Throughout this time of dating – as the wedding date approached – I was filled with the usual excitement and anticipation. I was picking out dresses, flowers, invitations. We found a place to live, and registered for gifts. Yet, I tried to be open eyed about the whole process. I didn’t want to walk into marriage like an idiot. My parents have been divorced. I know that marriage isn’t easy. And every time I came up with a concern, it would be met with reassurance and comfort from the Lord.

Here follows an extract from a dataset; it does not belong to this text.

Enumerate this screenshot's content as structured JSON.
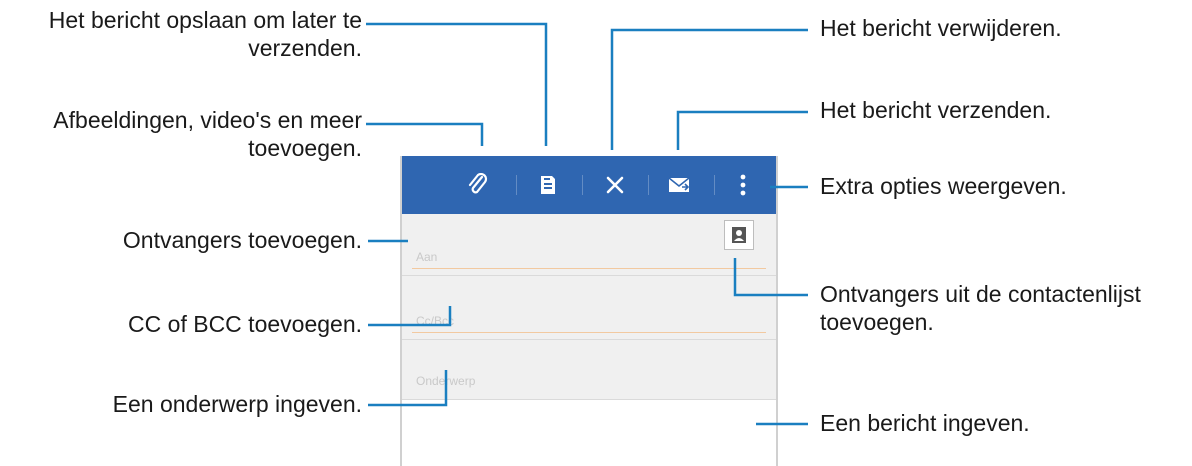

Ultimately, I kept going back to the thought of how happy I felt around Rusty. He was always smiling. We had so much fun. He could find a friend anywhere. I once told him, “You are just like Ferris Bueller.” I loved being around him. While I’ve never been shy, I’ve also never sought to be the center of attention. Rusty was always the center of attention anywhere he went. His personality was simultaneously brilliant and magnetizing. I felt like being with him – being his fiancee – left me dripping with that same brilliance. I liked being with him. I felt proud to be his girl.